Brainstorming 2

  1. Comparing cost of medication with and without insurance for students
  2. How do the homeless get healthcare treatment?
  3. Rising cost of pharmaceuticals on the market
  4. Medical bills are the biggest cause of US bankruptcy (according to CNBC)
  5. Nutritional health among the poor
  6. The cost of becoming a doctor
  7. Nurses are underpaid and overworked, according to survey
  8. Depression treatment depends on socioeconomic class and race (according to study)
  9. Seeking help for opioid abuse, what are the societal costs?
  10. Getting off your parents’ healthcare plan is a difficult and complicated process, that leaves some, uninsured.
  11. Looking at a lack of sleep and a lack of pay: the profile of a nurse
  12. Trend story: looking at doctors that are forced to take on more patients and spend less time with each of them. With all the costs of healthcare, all the tests that doctors do to prevent patients from potentially suing them, and the money that sometimes sinking hospitals have to make to stay afloat, doctors are force to take on more patients than they’d like. Oftentimes, one will wait much longer than the five minute interaction they will later have with their physician. It hasn’t always been this way. Doctors used to make home visits and take their time explaining the situation to their patients. Why is this suddenly happening? Talk to doctors at the hospital in Athens.
  13. Trend story: Looking at the cost of dying and why some patients are wanting to choose assisted suicide.  (or to stop treatment)       The debate about assisted suicide has come up a couple times. Most recently, a woman with terminal cancer went viral after making a video about how she had to cross state lines to find a way to die on her own terms. Dr. Kevorkian has been jailed for his very issue. And some European countries have now made it legal to choose a comfortable death over treatment. Talk to med students about medical ethics.

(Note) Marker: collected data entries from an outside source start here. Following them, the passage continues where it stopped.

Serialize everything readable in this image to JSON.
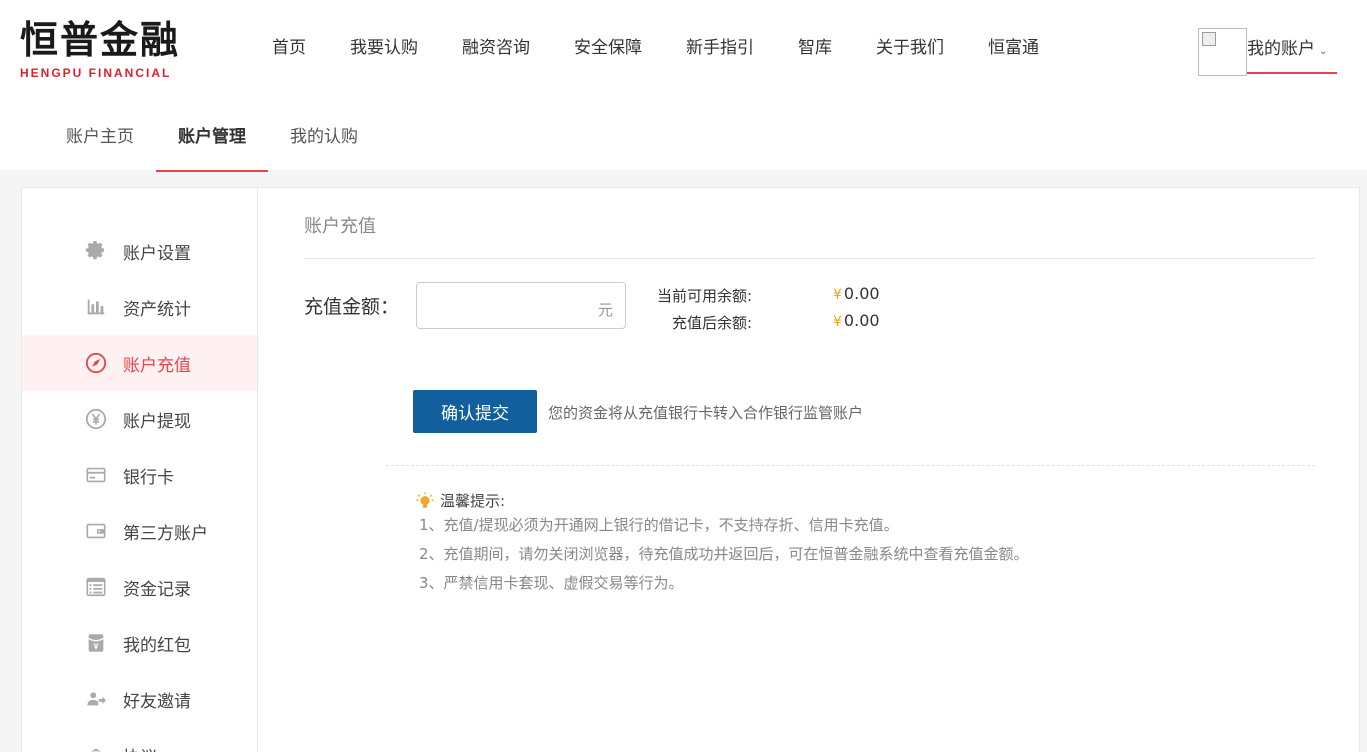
{
  "logo": {
    "cn": "恒普金融",
    "en": "HENGPU FINANCIAL"
  },
  "nav": [
    "首页",
    "我要认购",
    "融资咨询",
    "安全保障",
    "新手指引",
    "智库",
    "关于我们",
    "恒富通"
  ],
  "account": {
    "label": "我的账户",
    "chevron": "⌄"
  },
  "subnav": [
    {
      "label": "账户主页",
      "active": false
    },
    {
      "label": "账户管理",
      "active": true
    },
    {
      "label": "我的认购",
      "active": false
    }
  ],
  "sidebar": {
    "items": [
      {
        "label": "账户设置",
        "icon": "gear-icon"
      },
      {
        "label": "资产统计",
        "icon": "bar-chart-icon"
      },
      {
        "label": "账户充值",
        "icon": "compass-icon",
        "active": true
      },
      {
        "label": "账户提现",
        "icon": "yen-circle-icon"
      },
      {
        "label": "银行卡",
        "icon": "bank-card-icon"
      },
      {
        "label": "第三方账户",
        "icon": "wallet-icon"
      },
      {
        "label": "资金记录",
        "icon": "list-icon"
      },
      {
        "label": "我的红包",
        "icon": "red-packet-icon"
      },
      {
        "label": "好友邀请",
        "icon": "invite-icon"
      },
      {
        "label": "协议",
        "icon": "agreement-icon"
      }
    ]
  },
  "content": {
    "title": "账户充值",
    "amount_label": "充值金额：",
    "amount_value": "",
    "unit": "元",
    "balance": {
      "current_label": "当前可用余额:",
      "current_value": "0.00",
      "after_label": "充值后余额:",
      "after_value": "0.00",
      "currency": "¥"
    },
    "submit_label": "确认提交",
    "submit_note": "您的资金将从充值银行卡转入合作银行监管账户",
    "tips": {
      "title": "温馨提示:",
      "lines": [
        "1、充值/提现必须为开通网上银行的借记卡，不支持存折、信用卡充值。",
        "2、充值期间，请勿关闭浏览器，待充值成功并返回后，可在恒普金融系统中查看充值金额。",
        "3、严禁信用卡套现、虚假交易等行为。"
      ]
    }
  },
  "colors": {
    "accent": "#e8434e",
    "button": "#125f9e",
    "yen": "#f0a020",
    "bulb": "#f5a623"
  }
}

  14. *Look Back: The rise of antibiotic soap and why the FDA decided to ban it. Most recently, the FDA banned the production of antibiotic soap. Antibiotic soap, advertising to kill germs and prevent diseases, meant to do good when it first came out. Unfortunately, over usage of antibiotic products created superbugs or antibiotic resistant bacteria that doctors had a hard time treating. Talk to some med students and pharmacists about this.
  15. Localizer: Obamacare, is it better or worse for students at UGA?

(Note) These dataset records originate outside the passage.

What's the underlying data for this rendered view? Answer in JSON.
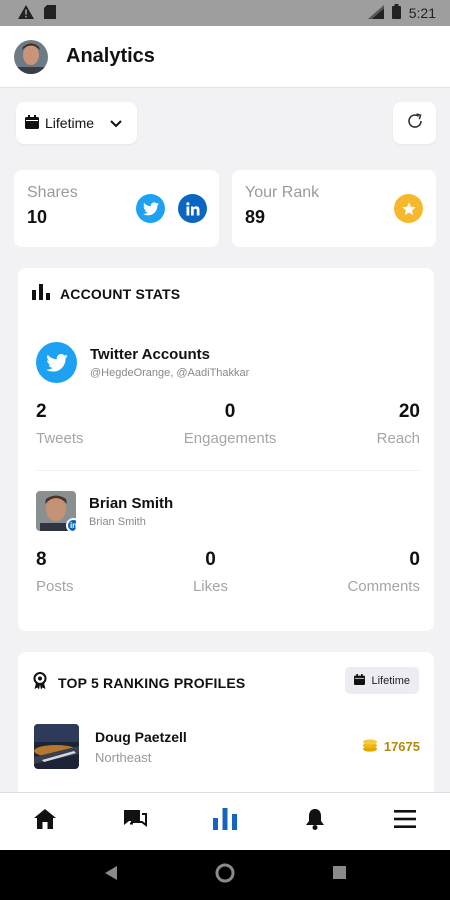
{
  "status_bar": {
    "time": "5:21"
  },
  "header": {
    "title": "Analytics"
  },
  "filter": {
    "period_label": "Lifetime"
  },
  "summary": {
    "shares": {
      "label": "Shares",
      "value": "10"
    },
    "rank": {
      "label": "Your Rank",
      "value": "89"
    }
  },
  "account_stats": {
    "heading": "ACCOUNT STATS",
    "twitter": {
      "name": "Twitter Accounts",
      "handles": "@HegdeOrange, @AadiThakkar",
      "metrics": [
        {
          "value": "2",
          "label": "Tweets"
        },
        {
          "value": "0",
          "label": "Engagements"
        },
        {
          "value": "20",
          "label": "Reach"
        }
      ]
    },
    "linkedin": {
      "name": "Brian Smith",
      "sub": "Brian Smith",
      "metrics": [
        {
          "value": "8",
          "label": "Posts"
        },
        {
          "value": "0",
          "label": "Likes"
        },
        {
          "value": "0",
          "label": "Comments"
        }
      ]
    }
  },
  "top_profiles": {
    "heading": "TOP 5 RANKING PROFILES",
    "filter_label": "Lifetime",
    "items": [
      {
        "name": "Doug Paetzell",
        "region": "Northeast",
        "points": "17675"
      }
    ]
  },
  "colors": {
    "twitter": "#1da1f2",
    "linkedin": "#0a66c2",
    "star": "#f5b82e",
    "active_nav": "#1565c0",
    "points": "#b08a10"
  },
  "icons": {
    "nav": [
      "home-icon",
      "chat-icon",
      "analytics-icon",
      "bell-icon",
      "menu-icon"
    ]
  }
}
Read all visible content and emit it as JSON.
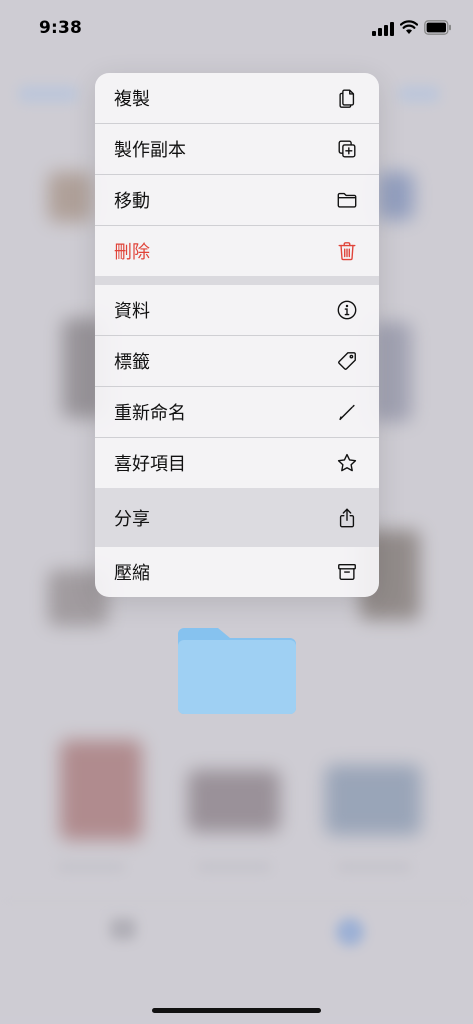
{
  "status_bar": {
    "time": "9:38"
  },
  "menu": {
    "group1": [
      {
        "label": "複製",
        "icon": "doc-copy-icon"
      },
      {
        "label": "製作副本",
        "icon": "plus-square-on-square-icon"
      },
      {
        "label": "移動",
        "icon": "folder-icon"
      },
      {
        "label": "刪除",
        "icon": "trash-icon",
        "destructive": true
      }
    ],
    "group2": [
      {
        "label": "資料",
        "icon": "info-circle-icon"
      },
      {
        "label": "標籤",
        "icon": "tag-icon"
      },
      {
        "label": "重新命名",
        "icon": "pencil-icon"
      },
      {
        "label": "喜好項目",
        "icon": "star-icon"
      },
      {
        "label": "分享",
        "icon": "share-icon",
        "highlighted": true
      },
      {
        "label": "壓縮",
        "icon": "archive-box-icon"
      }
    ]
  },
  "colors": {
    "destructive": "#e0443a",
    "folder_blue": "#9fd0f3",
    "folder_tab": "#86c2ef",
    "menu_background": "#f6f5f8"
  },
  "preview": {
    "type": "folder",
    "icon": "folder-icon"
  }
}
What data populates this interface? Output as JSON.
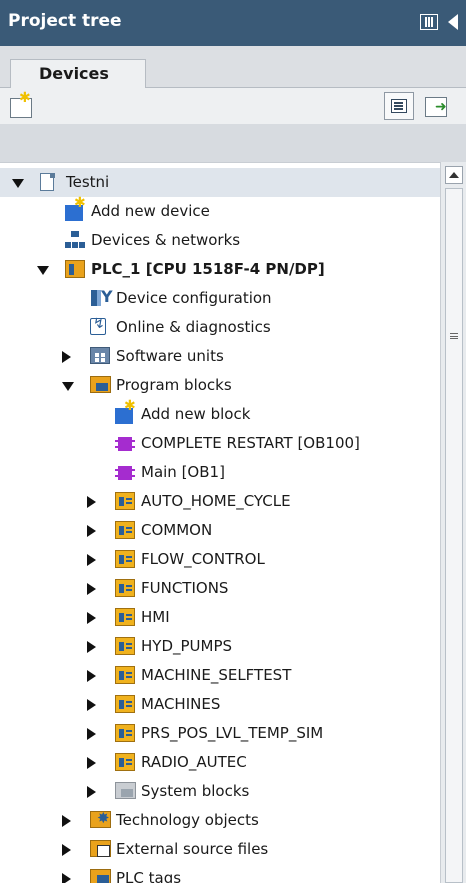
{
  "panel": {
    "title": "Project tree"
  },
  "tabs": [
    {
      "label": "Devices"
    }
  ],
  "tree": [
    {
      "label": "Testni",
      "icon": "document-icon",
      "expander": "open",
      "bold": false
    },
    {
      "label": "Add new device",
      "icon": "add-new-icon",
      "expander": "none",
      "bold": false
    },
    {
      "label": "Devices & networks",
      "icon": "network-icon",
      "expander": "none",
      "bold": false
    },
    {
      "label": "PLC_1 [CPU 1518F-4 PN/DP]",
      "icon": "plc-icon",
      "expander": "open",
      "bold": true
    },
    {
      "label": "Device configuration",
      "icon": "device-config-icon",
      "expander": "none",
      "bold": false
    },
    {
      "label": "Online & diagnostics",
      "icon": "diagnostics-icon",
      "expander": "none",
      "bold": false
    },
    {
      "label": "Software units",
      "icon": "software-units-icon",
      "expander": "closed",
      "bold": false
    },
    {
      "label": "Program blocks",
      "icon": "program-blocks-icon",
      "expander": "open",
      "bold": false
    },
    {
      "label": "Add new block",
      "icon": "add-new-icon",
      "expander": "none",
      "bold": false
    },
    {
      "label": "COMPLETE RESTART [OB100]",
      "icon": "ob-block-icon",
      "expander": "none",
      "bold": false
    },
    {
      "label": "Main [OB1]",
      "icon": "ob-block-icon",
      "expander": "none",
      "bold": false
    },
    {
      "label": "AUTO_HOME_CYCLE",
      "icon": "block-group-icon",
      "expander": "closed",
      "bold": false
    },
    {
      "label": "COMMON",
      "icon": "block-group-icon",
      "expander": "closed",
      "bold": false
    },
    {
      "label": "FLOW_CONTROL",
      "icon": "block-group-icon",
      "expander": "closed",
      "bold": false
    },
    {
      "label": "FUNCTIONS",
      "icon": "block-group-icon",
      "expander": "closed",
      "bold": false
    },
    {
      "label": "HMI",
      "icon": "block-group-icon",
      "expander": "closed",
      "bold": false
    },
    {
      "label": "HYD_PUMPS",
      "icon": "block-group-icon",
      "expander": "closed",
      "bold": false
    },
    {
      "label": "MACHINE_SELFTEST",
      "icon": "block-group-icon",
      "expander": "closed",
      "bold": false
    },
    {
      "label": "MACHINES",
      "icon": "block-group-icon",
      "expander": "closed",
      "bold": false
    },
    {
      "label": "PRS_POS_LVL_TEMP_SIM",
      "icon": "block-group-icon",
      "expander": "closed",
      "bold": false
    },
    {
      "label": "RADIO_AUTEC",
      "icon": "block-group-icon",
      "expander": "closed",
      "bold": false
    },
    {
      "label": "System blocks",
      "icon": "system-blocks-icon",
      "expander": "closed",
      "bold": false
    },
    {
      "label": "Technology objects",
      "icon": "technology-objects-icon",
      "expander": "closed",
      "bold": false
    },
    {
      "label": "External source files",
      "icon": "external-source-icon",
      "expander": "closed",
      "bold": false
    },
    {
      "label": "PLC tags",
      "icon": "plc-tags-icon",
      "expander": "closed",
      "bold": false
    }
  ],
  "colors": {
    "titlebar": "#3a5a77",
    "selected_row": "#dfe5ec"
  }
}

  16. *Doctors, with little time on their hands, sometimes make careless but life threatening mistakes when prescribing medications. Often times the pharmacist is left to catch the mistake and prevent a disaster. Profile of a local pharmacist.
  17. *Some insurances don’t cover mental health costs. Why? CAPS has an overwhelming number of students needing help. They are incredibly selective about insurance and cant take long term treatment. Insurance tries to wrap up treatment as quickly as possible. Look at national data and interview CAPS.
  18. medical economics problem: Doctors often work against the benefit of society by acting rationally in their own self interest. They over test patients and end up spending a lot more money than necessary in order to lessen the chances of getting sued.
  19. *As consumers, we can get the price of almost everything we consume, except medical care. Why don’t doctors inform patients of how much treatment can cost? Being charged after the fact.
  20. *Freakenomics- Does more sleep result in higher pay? Look at data and do some research/interview of your own. Compare with smoker’s ads that say that smokers make on average less than nonsmokers.